No, you don’t, you motherfucker. You don’t get to leave the party early, darling, Buddy Lee thought. He emptied a fusillade of bullets into the SRX. The SRX’s fiberglass body was no match for the AR-15’s power. Each bullet punched quarter-sized holes in the vehicle from the engine to the hatchback. The car careened off the side of the road and down a slight embankment until it crashed into the wide trunk of an oak tree.

Buddy Lee popped out his empty clip and slammed another one home. Ike likewise had to reload. The bikers took this opportunity to advance on the bunkhouse. They peppered the steel building with an endless tempest of gunfire as they pushed forward.

Ike wiped his eyes and his hand came away mottled in red. Chunks of concrete and slivers of metal sheeting were raining down on them. Ike and Buddy Lee may have had the more powerful weapons, but the Rare Breed had the numbers. Buddy Lee dropped to the floor, held his rifle aloft, and fired blindly through the nearest window. Ike fired one last barrage before tossing the automatic shotgun aside. He knew he had taken out a few of the Breed but not enough. Not nearly enough.

He crawled across the floor on his belly until he reached the fifty-five-gallon drum. As Buddy Lee continued to shoot blindly, Ike set the “timer.” The timer was in actuality a cannibalized CD player and a simple circuit attached to an old ignition switch. The ignition switch was taped to the underside of the lid of the drum.

Ike had come up with the idea as soon as he’d seen what was in that special crate near the back wall. It was their way out. It was what was going to allow them to pay the debt they owed their boys. A debt that was about to be paid in blood.

Ike had known they needed something powerful on their side against Gerald and his boys. Something that would level the playing field. Something made with the ammonium nitrate–rich fertilizer Ike had in dozens of bags back at his warehouse. A landscaper might not have guns, but he had a lot more than shovels. Neither one of them had much experience, but Google had helped them once again.
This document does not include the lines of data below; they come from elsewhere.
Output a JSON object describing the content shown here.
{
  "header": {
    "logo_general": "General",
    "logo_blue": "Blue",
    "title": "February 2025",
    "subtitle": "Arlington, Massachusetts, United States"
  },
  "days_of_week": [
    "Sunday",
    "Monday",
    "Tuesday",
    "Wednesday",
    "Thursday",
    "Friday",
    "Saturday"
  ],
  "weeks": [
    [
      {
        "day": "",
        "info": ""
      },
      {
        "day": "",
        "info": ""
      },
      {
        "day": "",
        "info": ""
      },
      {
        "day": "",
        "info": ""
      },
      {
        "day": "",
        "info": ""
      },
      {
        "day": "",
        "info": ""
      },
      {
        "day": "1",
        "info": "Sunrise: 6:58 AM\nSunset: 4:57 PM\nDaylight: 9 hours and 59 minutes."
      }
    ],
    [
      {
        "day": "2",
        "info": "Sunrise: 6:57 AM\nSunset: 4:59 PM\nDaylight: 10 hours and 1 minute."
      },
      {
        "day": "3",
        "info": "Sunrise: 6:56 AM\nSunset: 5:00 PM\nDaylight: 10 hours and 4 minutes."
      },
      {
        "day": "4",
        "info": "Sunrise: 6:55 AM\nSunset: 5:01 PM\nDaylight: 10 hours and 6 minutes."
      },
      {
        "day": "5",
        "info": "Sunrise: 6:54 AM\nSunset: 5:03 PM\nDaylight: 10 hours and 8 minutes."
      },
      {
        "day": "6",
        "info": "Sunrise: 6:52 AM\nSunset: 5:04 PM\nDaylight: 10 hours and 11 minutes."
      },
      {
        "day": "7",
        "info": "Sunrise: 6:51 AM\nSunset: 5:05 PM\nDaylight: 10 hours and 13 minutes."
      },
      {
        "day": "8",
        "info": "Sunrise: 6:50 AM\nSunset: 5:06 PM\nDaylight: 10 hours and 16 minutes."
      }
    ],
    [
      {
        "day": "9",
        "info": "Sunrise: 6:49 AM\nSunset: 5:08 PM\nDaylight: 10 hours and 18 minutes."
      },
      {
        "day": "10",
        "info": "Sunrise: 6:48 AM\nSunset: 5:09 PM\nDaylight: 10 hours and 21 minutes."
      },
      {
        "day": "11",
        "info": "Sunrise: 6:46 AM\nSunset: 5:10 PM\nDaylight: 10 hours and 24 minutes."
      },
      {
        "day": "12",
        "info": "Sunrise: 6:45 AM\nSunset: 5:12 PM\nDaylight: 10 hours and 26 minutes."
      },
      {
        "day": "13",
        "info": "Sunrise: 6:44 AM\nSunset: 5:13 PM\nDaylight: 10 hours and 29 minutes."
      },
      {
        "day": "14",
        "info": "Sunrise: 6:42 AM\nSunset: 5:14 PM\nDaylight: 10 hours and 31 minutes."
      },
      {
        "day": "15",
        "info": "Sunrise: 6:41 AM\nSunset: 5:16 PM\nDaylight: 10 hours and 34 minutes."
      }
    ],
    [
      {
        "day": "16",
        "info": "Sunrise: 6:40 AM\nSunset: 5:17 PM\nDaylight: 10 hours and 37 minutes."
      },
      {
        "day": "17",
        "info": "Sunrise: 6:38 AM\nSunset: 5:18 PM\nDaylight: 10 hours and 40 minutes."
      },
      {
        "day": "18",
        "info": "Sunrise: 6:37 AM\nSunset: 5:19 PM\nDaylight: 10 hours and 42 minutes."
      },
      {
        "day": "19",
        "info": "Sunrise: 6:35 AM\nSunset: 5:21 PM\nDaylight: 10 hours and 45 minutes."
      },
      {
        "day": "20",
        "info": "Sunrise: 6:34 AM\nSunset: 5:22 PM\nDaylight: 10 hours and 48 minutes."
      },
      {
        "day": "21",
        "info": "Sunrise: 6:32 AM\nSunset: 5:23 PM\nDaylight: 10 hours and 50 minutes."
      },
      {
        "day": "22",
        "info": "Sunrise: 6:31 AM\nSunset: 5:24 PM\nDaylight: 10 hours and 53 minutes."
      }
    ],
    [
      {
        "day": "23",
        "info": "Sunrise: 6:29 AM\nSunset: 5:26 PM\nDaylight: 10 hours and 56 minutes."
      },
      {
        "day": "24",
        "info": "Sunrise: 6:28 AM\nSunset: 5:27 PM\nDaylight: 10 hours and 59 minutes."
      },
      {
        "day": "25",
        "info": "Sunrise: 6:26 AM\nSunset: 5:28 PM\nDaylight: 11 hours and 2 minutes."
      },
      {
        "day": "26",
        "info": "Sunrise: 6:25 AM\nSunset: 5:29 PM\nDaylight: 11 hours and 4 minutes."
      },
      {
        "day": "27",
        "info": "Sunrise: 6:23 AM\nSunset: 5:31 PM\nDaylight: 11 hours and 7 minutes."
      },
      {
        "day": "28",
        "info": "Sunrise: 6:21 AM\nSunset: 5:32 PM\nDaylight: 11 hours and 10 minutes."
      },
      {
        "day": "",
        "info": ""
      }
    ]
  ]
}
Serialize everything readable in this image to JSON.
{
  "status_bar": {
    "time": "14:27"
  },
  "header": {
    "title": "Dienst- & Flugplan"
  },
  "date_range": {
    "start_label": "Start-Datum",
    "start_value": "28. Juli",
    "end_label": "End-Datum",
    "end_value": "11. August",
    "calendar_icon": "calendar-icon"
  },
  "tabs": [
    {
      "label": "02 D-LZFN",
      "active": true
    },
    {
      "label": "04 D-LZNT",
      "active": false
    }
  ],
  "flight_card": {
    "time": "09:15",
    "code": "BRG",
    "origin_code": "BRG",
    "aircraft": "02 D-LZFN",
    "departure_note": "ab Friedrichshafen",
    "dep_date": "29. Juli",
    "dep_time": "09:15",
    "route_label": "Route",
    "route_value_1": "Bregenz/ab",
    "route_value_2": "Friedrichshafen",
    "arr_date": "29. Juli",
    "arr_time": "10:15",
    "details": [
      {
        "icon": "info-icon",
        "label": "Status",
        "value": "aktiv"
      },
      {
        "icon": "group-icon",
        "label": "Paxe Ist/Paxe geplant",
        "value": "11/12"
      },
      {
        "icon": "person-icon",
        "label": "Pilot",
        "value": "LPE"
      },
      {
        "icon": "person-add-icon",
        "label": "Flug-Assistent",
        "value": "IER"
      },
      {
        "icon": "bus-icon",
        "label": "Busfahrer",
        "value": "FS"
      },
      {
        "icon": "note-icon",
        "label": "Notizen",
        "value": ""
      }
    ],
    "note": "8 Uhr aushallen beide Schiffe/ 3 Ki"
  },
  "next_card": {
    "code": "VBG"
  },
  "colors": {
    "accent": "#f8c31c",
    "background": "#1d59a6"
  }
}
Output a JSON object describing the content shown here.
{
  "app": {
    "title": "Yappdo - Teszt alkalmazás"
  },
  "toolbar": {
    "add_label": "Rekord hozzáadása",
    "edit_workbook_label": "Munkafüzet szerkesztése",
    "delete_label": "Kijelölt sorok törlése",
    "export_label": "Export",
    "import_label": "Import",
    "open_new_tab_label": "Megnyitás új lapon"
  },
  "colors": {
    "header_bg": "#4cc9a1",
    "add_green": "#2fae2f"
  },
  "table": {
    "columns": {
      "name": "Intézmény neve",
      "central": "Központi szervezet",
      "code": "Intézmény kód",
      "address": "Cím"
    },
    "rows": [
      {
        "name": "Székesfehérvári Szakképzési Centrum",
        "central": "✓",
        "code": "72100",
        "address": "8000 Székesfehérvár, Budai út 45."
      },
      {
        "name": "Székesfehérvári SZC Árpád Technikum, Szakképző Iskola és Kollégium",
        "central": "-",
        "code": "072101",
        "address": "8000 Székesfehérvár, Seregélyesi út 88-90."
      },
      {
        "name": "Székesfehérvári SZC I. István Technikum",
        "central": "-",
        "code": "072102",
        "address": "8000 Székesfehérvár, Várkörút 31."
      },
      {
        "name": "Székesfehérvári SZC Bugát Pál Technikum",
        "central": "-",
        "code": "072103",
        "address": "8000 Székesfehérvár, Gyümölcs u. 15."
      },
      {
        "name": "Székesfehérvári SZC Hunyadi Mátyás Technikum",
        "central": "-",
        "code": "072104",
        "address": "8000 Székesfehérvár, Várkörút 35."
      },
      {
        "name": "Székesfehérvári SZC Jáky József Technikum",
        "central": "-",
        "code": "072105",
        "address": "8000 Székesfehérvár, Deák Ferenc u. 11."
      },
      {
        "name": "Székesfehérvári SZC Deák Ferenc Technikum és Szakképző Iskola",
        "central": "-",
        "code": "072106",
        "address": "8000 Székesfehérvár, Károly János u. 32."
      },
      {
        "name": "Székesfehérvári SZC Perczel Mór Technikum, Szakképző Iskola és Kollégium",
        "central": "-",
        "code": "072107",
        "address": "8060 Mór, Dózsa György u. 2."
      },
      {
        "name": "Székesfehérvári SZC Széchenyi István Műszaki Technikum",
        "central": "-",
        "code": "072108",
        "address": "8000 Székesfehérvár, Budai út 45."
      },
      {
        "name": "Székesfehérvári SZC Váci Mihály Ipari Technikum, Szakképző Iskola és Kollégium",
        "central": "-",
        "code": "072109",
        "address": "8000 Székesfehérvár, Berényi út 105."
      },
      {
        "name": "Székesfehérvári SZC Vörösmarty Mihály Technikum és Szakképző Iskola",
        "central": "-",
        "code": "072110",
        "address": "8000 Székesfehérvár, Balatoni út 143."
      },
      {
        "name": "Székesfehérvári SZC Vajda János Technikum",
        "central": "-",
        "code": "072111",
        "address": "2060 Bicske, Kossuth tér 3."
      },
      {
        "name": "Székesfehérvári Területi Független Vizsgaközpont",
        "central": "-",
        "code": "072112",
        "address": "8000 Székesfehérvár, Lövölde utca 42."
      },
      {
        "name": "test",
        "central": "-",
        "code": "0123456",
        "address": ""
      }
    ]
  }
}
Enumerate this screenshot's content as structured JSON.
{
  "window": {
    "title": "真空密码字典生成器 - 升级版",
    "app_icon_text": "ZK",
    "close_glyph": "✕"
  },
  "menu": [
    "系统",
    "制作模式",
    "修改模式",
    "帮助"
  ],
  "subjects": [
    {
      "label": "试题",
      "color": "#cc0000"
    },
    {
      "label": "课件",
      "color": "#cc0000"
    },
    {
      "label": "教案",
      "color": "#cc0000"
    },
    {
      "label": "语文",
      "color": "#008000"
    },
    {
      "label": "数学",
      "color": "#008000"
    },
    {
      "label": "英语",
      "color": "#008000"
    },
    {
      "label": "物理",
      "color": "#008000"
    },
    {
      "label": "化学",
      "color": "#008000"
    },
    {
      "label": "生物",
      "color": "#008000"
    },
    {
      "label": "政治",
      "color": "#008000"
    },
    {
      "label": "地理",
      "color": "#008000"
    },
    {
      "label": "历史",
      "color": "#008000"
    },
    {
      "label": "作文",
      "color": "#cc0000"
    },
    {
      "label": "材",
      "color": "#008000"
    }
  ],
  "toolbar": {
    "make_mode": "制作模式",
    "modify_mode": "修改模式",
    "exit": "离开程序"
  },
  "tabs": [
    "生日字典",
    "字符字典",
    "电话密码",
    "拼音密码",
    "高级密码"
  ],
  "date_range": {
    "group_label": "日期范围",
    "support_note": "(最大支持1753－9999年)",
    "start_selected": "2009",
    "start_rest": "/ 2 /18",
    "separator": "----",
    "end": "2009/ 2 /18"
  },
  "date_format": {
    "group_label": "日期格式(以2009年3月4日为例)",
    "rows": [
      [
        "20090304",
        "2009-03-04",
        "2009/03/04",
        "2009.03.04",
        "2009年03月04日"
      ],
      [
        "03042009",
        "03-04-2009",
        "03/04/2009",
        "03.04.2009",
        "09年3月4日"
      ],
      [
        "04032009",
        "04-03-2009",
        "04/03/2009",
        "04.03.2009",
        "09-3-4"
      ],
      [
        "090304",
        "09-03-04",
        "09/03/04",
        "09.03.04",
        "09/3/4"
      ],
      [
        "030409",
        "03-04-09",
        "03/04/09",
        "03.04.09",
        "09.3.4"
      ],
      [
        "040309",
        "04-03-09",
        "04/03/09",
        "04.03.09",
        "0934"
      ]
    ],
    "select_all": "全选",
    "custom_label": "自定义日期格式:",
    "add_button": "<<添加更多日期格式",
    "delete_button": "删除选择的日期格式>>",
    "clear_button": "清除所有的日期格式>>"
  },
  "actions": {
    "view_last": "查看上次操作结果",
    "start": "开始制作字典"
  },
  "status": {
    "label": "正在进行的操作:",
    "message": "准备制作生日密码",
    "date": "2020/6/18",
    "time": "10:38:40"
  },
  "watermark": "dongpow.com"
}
The huge drum was nearly full of fertilizer and gasoline. When the timer went off it would send a charge through the circuit to the ignition switch. The ignition wires had been peeled back just enough to make room for a spark. A simple but deadly effective bomb.

* * *

“Let’s go!” Ike said. He disappeared inside the crate near the back wall. Buddy Lee let off one last salvo, then made a dash for the crate. He shimmied down the aluminum ladder and followed Ike, with Arianna in his arms, into the tunnel that ran under the bunkhouse.

Grayson emptied his .357 into the building, dropped the empty shells, then reloaded. He only had two more speedloaders left. That was twelve shots. Dome hit the building with a blast from his MAC-11. Grayson heard a few more shots from his brothers. He peered from around the backstop at the building. It resembled a block of Swiss cheese. Inside, a fluorescent light fixture hung from the ceiling by a thin wire. It swung lazily back and forth creating a strobe-light effect through the window. Grayson fired three more shots at the window.